Title: Out-of-equilibrium Chiral Magnetic Effect from simulations on Euclidean lattices

Abstract: We introduce the Euclidean-time correlator of axial charge and electric current as an observable that can be used to study the out-of-equilibrium Chiral Magnetic Effect (CME) in first-principle lattice QCD simulations with background magnetic field. This observable directly reflects the fact that in the background magnetic field, a state with nonzero axial charge features nonzero electric current. For free fermions, the axial-vector correlator only receives contributions from the Lowest Landau Level, and features a linear dependence on both magnetic field and temperature with a universal coefficient.

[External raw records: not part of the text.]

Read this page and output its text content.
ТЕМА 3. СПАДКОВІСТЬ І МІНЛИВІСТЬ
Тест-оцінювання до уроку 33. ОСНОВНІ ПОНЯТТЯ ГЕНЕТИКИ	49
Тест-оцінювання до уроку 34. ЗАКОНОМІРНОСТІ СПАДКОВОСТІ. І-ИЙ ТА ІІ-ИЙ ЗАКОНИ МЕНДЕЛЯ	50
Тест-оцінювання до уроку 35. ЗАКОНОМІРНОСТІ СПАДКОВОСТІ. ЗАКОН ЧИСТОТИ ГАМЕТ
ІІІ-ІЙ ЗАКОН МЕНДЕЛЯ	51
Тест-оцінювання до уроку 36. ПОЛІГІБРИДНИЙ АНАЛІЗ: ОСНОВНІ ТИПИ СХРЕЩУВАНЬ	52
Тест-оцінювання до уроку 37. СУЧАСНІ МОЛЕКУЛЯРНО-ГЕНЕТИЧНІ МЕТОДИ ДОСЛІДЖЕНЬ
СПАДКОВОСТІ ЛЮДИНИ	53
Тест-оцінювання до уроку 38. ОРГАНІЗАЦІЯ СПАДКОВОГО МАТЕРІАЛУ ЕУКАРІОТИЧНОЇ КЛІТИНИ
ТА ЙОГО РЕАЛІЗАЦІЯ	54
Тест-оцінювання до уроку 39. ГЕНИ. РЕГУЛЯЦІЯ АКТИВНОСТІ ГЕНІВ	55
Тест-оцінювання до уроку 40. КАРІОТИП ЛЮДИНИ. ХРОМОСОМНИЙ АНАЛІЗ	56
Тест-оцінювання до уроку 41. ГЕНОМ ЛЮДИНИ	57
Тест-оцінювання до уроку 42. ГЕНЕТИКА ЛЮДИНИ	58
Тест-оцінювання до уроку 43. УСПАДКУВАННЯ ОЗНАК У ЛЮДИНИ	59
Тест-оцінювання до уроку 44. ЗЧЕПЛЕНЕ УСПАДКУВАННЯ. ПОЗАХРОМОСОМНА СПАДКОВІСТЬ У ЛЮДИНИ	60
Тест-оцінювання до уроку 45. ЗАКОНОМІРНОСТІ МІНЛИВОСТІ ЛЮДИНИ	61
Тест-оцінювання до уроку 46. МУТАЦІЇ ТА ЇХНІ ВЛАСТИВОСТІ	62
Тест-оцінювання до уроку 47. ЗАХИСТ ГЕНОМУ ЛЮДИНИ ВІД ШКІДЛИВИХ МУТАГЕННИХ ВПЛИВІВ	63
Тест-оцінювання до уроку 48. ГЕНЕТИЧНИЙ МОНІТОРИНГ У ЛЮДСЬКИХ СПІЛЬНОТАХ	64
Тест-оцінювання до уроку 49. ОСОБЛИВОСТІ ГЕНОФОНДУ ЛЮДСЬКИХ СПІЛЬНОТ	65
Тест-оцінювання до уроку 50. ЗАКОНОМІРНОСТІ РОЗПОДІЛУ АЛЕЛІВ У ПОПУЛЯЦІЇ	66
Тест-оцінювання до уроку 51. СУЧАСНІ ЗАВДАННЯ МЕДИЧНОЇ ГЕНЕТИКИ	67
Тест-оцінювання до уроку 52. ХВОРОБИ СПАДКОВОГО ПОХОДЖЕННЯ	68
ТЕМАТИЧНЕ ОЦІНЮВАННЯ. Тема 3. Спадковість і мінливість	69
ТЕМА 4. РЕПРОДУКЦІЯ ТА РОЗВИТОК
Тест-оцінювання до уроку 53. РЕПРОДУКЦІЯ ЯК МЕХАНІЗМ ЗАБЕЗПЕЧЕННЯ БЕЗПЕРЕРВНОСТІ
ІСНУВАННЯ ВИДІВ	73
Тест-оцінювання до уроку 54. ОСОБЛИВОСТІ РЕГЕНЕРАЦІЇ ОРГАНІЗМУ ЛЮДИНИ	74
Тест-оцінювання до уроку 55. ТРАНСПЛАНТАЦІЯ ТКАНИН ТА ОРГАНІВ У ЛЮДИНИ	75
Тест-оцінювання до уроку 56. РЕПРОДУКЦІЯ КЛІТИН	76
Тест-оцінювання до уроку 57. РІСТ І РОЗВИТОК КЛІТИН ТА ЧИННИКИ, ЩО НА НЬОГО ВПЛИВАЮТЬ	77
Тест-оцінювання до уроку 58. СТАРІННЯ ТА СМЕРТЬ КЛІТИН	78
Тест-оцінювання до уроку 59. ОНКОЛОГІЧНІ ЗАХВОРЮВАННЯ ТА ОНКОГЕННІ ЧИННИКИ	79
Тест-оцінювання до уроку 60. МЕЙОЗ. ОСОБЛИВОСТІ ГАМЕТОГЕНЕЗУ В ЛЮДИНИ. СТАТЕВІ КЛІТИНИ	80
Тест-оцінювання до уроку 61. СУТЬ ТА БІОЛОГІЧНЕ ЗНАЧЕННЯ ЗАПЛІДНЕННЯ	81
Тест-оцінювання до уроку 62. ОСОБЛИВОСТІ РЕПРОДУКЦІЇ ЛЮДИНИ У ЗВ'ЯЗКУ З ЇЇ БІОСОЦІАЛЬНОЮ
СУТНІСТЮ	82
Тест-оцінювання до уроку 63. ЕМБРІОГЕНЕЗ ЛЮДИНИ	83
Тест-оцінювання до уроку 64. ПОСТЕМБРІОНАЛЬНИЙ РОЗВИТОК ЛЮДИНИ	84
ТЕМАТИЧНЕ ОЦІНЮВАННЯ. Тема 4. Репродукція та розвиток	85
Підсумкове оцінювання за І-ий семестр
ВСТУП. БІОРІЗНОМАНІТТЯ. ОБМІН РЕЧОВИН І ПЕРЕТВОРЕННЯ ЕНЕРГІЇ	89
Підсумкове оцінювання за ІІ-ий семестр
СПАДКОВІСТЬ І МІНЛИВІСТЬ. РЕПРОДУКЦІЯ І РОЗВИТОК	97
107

With an appropriate regularization, non-vanishing axial-vector correlator is compatible with the vanishing of the CME current in thermal equilibrium state with nonzero chiral chemical potential $\mu_5$. We demonstrate that the real-time counterpart of the Euclidean-time axial-vector correlator is intimately related to the real-time form of the axial anomaly equation, which strongly limits possible corrections in full QCD. We present numerical results for the Euclidean-time axial-vector correlator in $SU(2)$ lattice gauge theory with $N_f = 2$ light quark flavours, demonstrating perfect agreement with free fermion result on both sides of the chiral crossover. The proposed methodology should help to answer the question whether the QCD corrections might be responsible for non-observation of CME in RHIC isobar run.